Microsoft CEO Satya Nadella renewed his company’s call for privacy on a global basis at the World Economic Forum in Davos, Switzerland. Speaking during an on-stage interview on Jan. 24, Nadella said that he sees privacy as a basic human right. He also said that he hopes the United States can adopt privacy laws similar to Europe’s General Data Protection Regulation, which he called a “fantastic start.”
Nadella was joined in Davos in his call for privacy regulation by Apple CEO Tim Cook, who has repeatedly called for expanded privacy rules in the U.S. and elsewhere. This was Cook’s first time at the WEF, where he spent most of his time meeting with world leaders about expanding Apple’s business.
Nadella has been vocal about his views on privacy since well before the GDPR went into effect on May 25, 2018. He was a driving force behind Microsoft’s refusal to provide the contents of a personal email account on a server in Ireland belonging to an EU citizen. Shortly after the GDPR went into effect, Nadella announced that Microsoft would be adopting GDPR-like privacy standards globally.
During the WEF interview, Nadella made a stronger call for privacy, bolstered by his company’s efforts since the GDPR went into effect.
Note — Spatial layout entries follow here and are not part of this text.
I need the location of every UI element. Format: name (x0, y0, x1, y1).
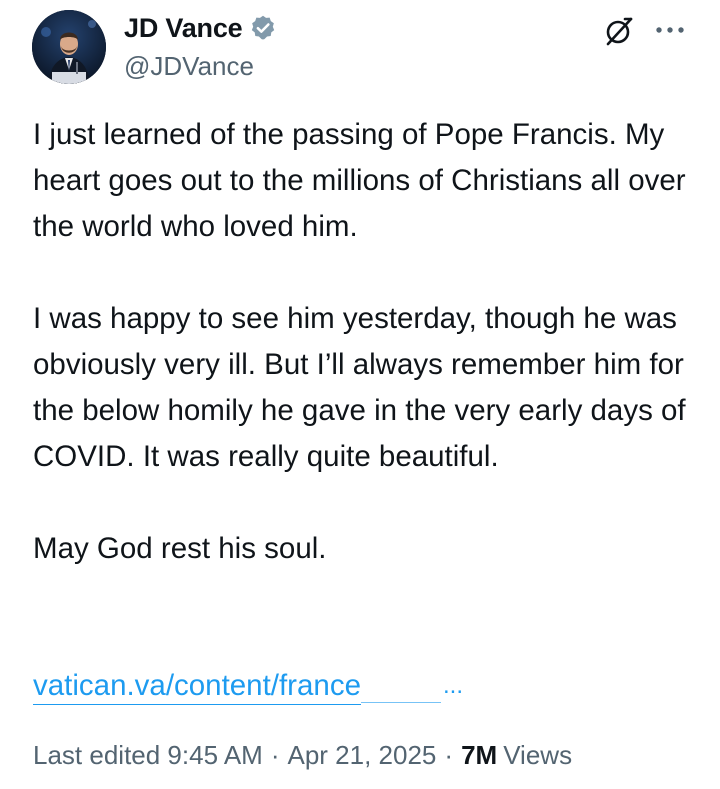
verified-badge-icon[interactable] (249, 14, 277, 42)
link-ellipsis: ... (442, 672, 463, 699)
avatar[interactable] (32, 10, 106, 84)
separator: · (270, 740, 280, 770)
name-row: JD Vance (124, 8, 277, 48)
grok-icon (606, 17, 633, 46)
separator: · (444, 740, 454, 770)
views-label: Views (503, 740, 573, 770)
tweet-card: JD Vance @JDVance I just learned of the … (0, 0, 720, 789)
more-options-button[interactable] (650, 12, 690, 48)
link-truncation-line (360, 702, 441, 703)
tweet-link[interactable]: vatican.va/content/france ... (33, 664, 463, 708)
grok-button[interactable] (600, 12, 638, 50)
tweet-paragraph: I just learned of the passing of Pope Fr… (33, 118, 686, 243)
author-display-name[interactable]: JD Vance (124, 13, 243, 44)
tweet-text: I just learned of the passing of Pope Fr… (33, 112, 693, 572)
edited-timestamp[interactable]: Last edited 9:45 AM (33, 740, 263, 771)
tweet-meta: Last edited 9:45 AM · Apr 21, 2025 · 7M … (33, 740, 572, 771)
author-block: JD Vance @JDVance (124, 8, 277, 82)
avatar-photo (32, 10, 106, 84)
tweet-paragraph: May God rest his soul. (33, 532, 327, 565)
tweet-date[interactable]: Apr 21, 2025 (288, 740, 437, 771)
more-options-icon (656, 27, 684, 33)
tweet-paragraph: I was happy to see him yesterday, though… (33, 302, 686, 473)
link-text[interactable]: vatican.va/content/france (33, 668, 361, 705)
views-count[interactable]: 7M (461, 740, 497, 771)
author-handle[interactable]: @JDVance (124, 51, 277, 82)
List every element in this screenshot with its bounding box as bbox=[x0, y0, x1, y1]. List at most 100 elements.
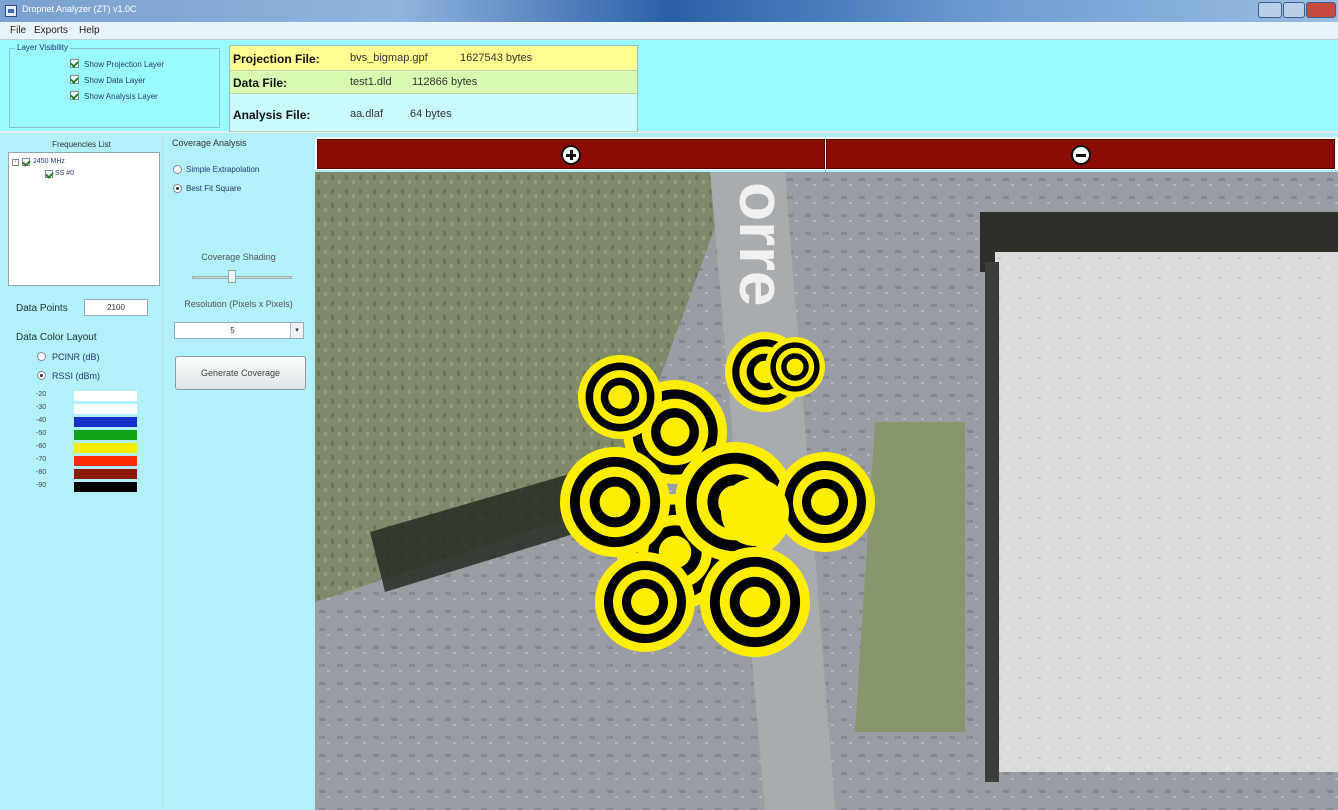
data-file-row: Data File: test1.dld 112866 bytes bbox=[230, 71, 637, 94]
frequencies-tree[interactable]: - 2450 MHz SS #0 bbox=[8, 152, 160, 286]
legend-swatch bbox=[74, 456, 137, 466]
app-window: Dropnet Analyzer (ZT) v1.0C File Exports… bbox=[0, 0, 1338, 810]
analysis-file-name: aa.dlaf bbox=[350, 108, 384, 120]
projection-file-name: bvs_bigmap.gpf bbox=[350, 52, 428, 64]
legend-label: -40 bbox=[36, 417, 47, 424]
coverage-panel: Coverage Analysis Simple Extrapolation B… bbox=[164, 135, 313, 810]
map-building-edge bbox=[985, 262, 999, 782]
zoom-out-icon bbox=[1070, 145, 1091, 165]
show-data-layer-checkbox[interactable] bbox=[70, 75, 79, 84]
ss0-checkbox[interactable] bbox=[45, 170, 53, 178]
best-fit-square-radio[interactable] bbox=[173, 184, 182, 193]
coverage-ring bbox=[631, 588, 659, 616]
show-analysis-layer-label: Show Analysis Layer bbox=[84, 92, 158, 101]
rssi-label: RSSI (dBm) bbox=[52, 371, 101, 381]
legend-swatch bbox=[74, 417, 137, 427]
rssi-radio[interactable] bbox=[37, 371, 46, 380]
color-legend: -20 -30 -40 -50 -60 -70 -80 -90 bbox=[30, 391, 140, 507]
legend-row: -20 bbox=[30, 391, 140, 401]
close-button[interactable] bbox=[1306, 2, 1336, 18]
pcinr-label: PCINR (dB) bbox=[52, 352, 100, 362]
frequency-2450-label[interactable]: 2450 MHz bbox=[33, 158, 65, 165]
map-canvas[interactable]: orre bbox=[315, 172, 1338, 810]
minimize-button[interactable] bbox=[1258, 2, 1282, 18]
analysis-file-label: Analysis File: bbox=[233, 108, 311, 122]
simple-extrapolation-label: Simple Extrapolation bbox=[186, 165, 260, 174]
file-info-box: Projection File: bvs_bigmap.gpf 1627543 … bbox=[229, 45, 638, 132]
map-view[interactable]: orre bbox=[315, 172, 1338, 810]
layer-visibility-group: Show Projection Layer Show Data Layer Sh… bbox=[9, 48, 220, 128]
legend-label: -60 bbox=[36, 443, 47, 450]
coverage-shading-label: Coverage Shading bbox=[201, 252, 276, 262]
pcinr-radio[interactable] bbox=[37, 352, 46, 361]
legend-label: -20 bbox=[36, 391, 47, 398]
analysis-file-size: 64 bytes bbox=[410, 108, 452, 120]
show-data-layer-label: Show Data Layer bbox=[84, 76, 146, 85]
ss0-label[interactable]: SS #0 bbox=[55, 170, 74, 177]
layer-visibility-title: Layer Visibility bbox=[15, 43, 70, 52]
legend-swatch bbox=[74, 482, 137, 492]
data-file-label: Data File: bbox=[233, 76, 288, 90]
legend-swatch bbox=[74, 430, 137, 440]
simple-extrapolation-radio[interactable] bbox=[173, 165, 182, 174]
projection-file-size: 1627543 bytes bbox=[460, 52, 533, 64]
data-file-size: 112866 bytes bbox=[412, 76, 478, 88]
projection-file-label: Projection File: bbox=[233, 52, 320, 66]
coverage-ring bbox=[599, 486, 631, 518]
legend-label: -80 bbox=[36, 469, 47, 476]
show-projection-layer-checkbox[interactable] bbox=[70, 59, 79, 68]
legend-swatch bbox=[74, 469, 137, 479]
menu-exports[interactable]: Exports bbox=[34, 25, 68, 36]
zoom-out-button[interactable] bbox=[826, 139, 1335, 169]
generate-coverage-button[interactable]: Generate Coverage bbox=[175, 356, 306, 390]
map-street-text: orre bbox=[726, 182, 798, 307]
menu-help[interactable]: Help bbox=[79, 25, 100, 36]
menu-file[interactable]: File bbox=[10, 25, 26, 36]
coverage-analysis-title: Coverage Analysis bbox=[172, 138, 247, 148]
zoom-in-icon bbox=[561, 145, 581, 165]
legend-swatch bbox=[74, 391, 137, 401]
coverage-shading-slider-thumb[interactable] bbox=[228, 270, 236, 283]
resolution-select[interactable]: 5 ▾ bbox=[174, 322, 304, 339]
coverage-shading-slider[interactable] bbox=[192, 276, 292, 279]
coverage-ring bbox=[608, 385, 632, 409]
coverage-ring bbox=[739, 586, 771, 618]
legend-swatch bbox=[74, 443, 137, 453]
title-bar[interactable]: Dropnet Analyzer (ZT) v1.0C bbox=[0, 0, 1338, 22]
window-title: Dropnet Analyzer (ZT) v1.0C bbox=[22, 4, 137, 14]
left-panel: Frequencies List - 2450 MHz SS #0 Data P… bbox=[0, 135, 163, 810]
legend-label: -30 bbox=[36, 404, 47, 411]
legend-swatch bbox=[74, 404, 137, 414]
coverage-ring bbox=[660, 417, 690, 447]
frequencies-list-title: Frequencies List bbox=[52, 140, 111, 149]
zoom-in-button[interactable] bbox=[317, 139, 825, 169]
legend-row: -60 bbox=[30, 443, 140, 453]
projection-file-row: Projection File: bvs_bigmap.gpf 1627543 … bbox=[230, 46, 637, 71]
zoom-bar bbox=[315, 137, 1338, 170]
legend-row: -90 bbox=[30, 482, 140, 492]
legend-row: -50 bbox=[30, 430, 140, 440]
show-projection-layer-label: Show Projection Layer bbox=[84, 60, 165, 69]
data-points-field[interactable]: 2100 bbox=[84, 299, 148, 316]
data-color-layout-title: Data Color Layout bbox=[16, 332, 97, 343]
chevron-down-icon[interactable]: ▾ bbox=[290, 323, 303, 338]
tree-expander-icon[interactable]: - bbox=[12, 159, 19, 166]
app-icon bbox=[5, 5, 17, 17]
coverage-center bbox=[721, 478, 789, 546]
frequency-2450-checkbox[interactable] bbox=[22, 158, 30, 166]
maximize-button[interactable] bbox=[1283, 2, 1305, 18]
menu-bar: File Exports Help bbox=[0, 22, 1338, 40]
map-building-roof bbox=[995, 252, 1338, 772]
legend-label: -50 bbox=[36, 430, 47, 437]
coverage-ring bbox=[786, 358, 804, 376]
legend-label: -90 bbox=[36, 482, 47, 489]
data-points-label: Data Points bbox=[16, 303, 68, 314]
legend-row: -80 bbox=[30, 469, 140, 479]
resolution-value: 5 bbox=[230, 326, 235, 335]
legend-row: -40 bbox=[30, 417, 140, 427]
analysis-file-row: Analysis File: aa.dlaf 64 bytes bbox=[230, 94, 637, 132]
resolution-label: Resolution (Pixels x Pixels) bbox=[184, 299, 293, 309]
show-analysis-layer-checkbox[interactable] bbox=[70, 91, 79, 100]
data-file-name: test1.dld bbox=[350, 76, 392, 88]
best-fit-square-label: Best Fit Square bbox=[186, 184, 242, 193]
Since that time, Microsoft has created an entire privacy center along with details of what data Microsoft collects, what it does with that data and how users can control the use of that data.
A Call for Better Regulation of Facial Recognition
Like Cook, Nadella has been calling for privacy rules worldwide, including a call for more regulation of facial recognition. In his Davos comments, Nadella said that facial recognition is a technology that can be used not only for good, but also for evil, and that the best way to make sure it is used only for good is to regulate the uses of the technology. Nadella had made the same plea for better regulation of facial recognition during Congressional hearings in 2018.
Microsoft is one of the leading developers of facial recognition technology and has already incorporated the technology in its “Windows Hello” authentication system.
However, the call for more regulation was not unanimous. IBM CEO Ginni Rometty, speaking with CNBC from the WEF in Davos, said that with too much regulation, “the casualty is the whole digital economy.” Rometty referred to the growing wave of regulation internationally with alarm, noting the number of privacy laws being considered around the world.
However, Rometty did stress that individual privacy—which she called “consumer privacy”—is critical to protect. She said that in its 108-year history, IBM has always protected individual privacy. Apparently, she wasn’t aware of IBM’s history in the 1930s and 1940s in which the company was instrumental in using data to breach the privacy of millions of Europeans.
For its part, Nadella’s push for privacy practices is backed up in large part by Microsoft’s own privacy efforts. Unlike most other companies that are part of Big Tech, Microsoft is very clear about what data it uses, what that data is used for and how users can find out what that data is. Unlike, say, Facebook, this is easy to find and the methods of retrieving the data, or of being forgotten by Microsoft, are clear.
In this, Microsoft is joined by Apple, which is well-known for its privacy stance. Like Microsoft, Apple has defied the U.S. government’s efforts to gain access to protected data and has provided users the tools to protect their data.
More Than Just Expressions of Policy Needed
Unfortunately, the problem with expressions of policy at fora such as the WEF is that they are just that—expressions. The only people who hear them are generally the industrial and governmental elite when they bother to attend such events. And even when governmental policy makers attend the WEF, they have little accountability for the expressions they hear, or for the ones they make.
A call for privacy in Davos, when U.S. attendance is diminished because of a government shutdown and when EU attendance is unaffected because Europe already has the GDPR, means that it’s up to the rest of the world. Those other representatives include some democracies, but many of the attendees hail from places where the concept of privacy is an anathema, where protection of individual rights is abhorrent and where the concept of human rights mostly brings chuckles.
If Nadella really wants his call for privacy protections worldwide to mean something, then he should use his company’s position in the marketplace, and its overwhelming power in the world of technology, to make it happen. There’s little question that Nadella’s heart is in the right place and that his leadership has helped Microsoft become an example of how to handle privacy concerns, but there needs to be more than that.
Perhaps it’s time to suggest that Microsoft put some effort behind its statements and start using its position and influence to make widespread privacy practices a reality. This is an area where Big Tech actually could make a difference, where working with Apple and maybe IBM, technology companies implement the privacy practices as Microsoft and Apple have done.
If Big Tech decides to do something positive, it may not matter if the world’s governments lag behind, because the decision will have already been made. Privacy protections will exist in every hardware and software platform whether they want it to or not.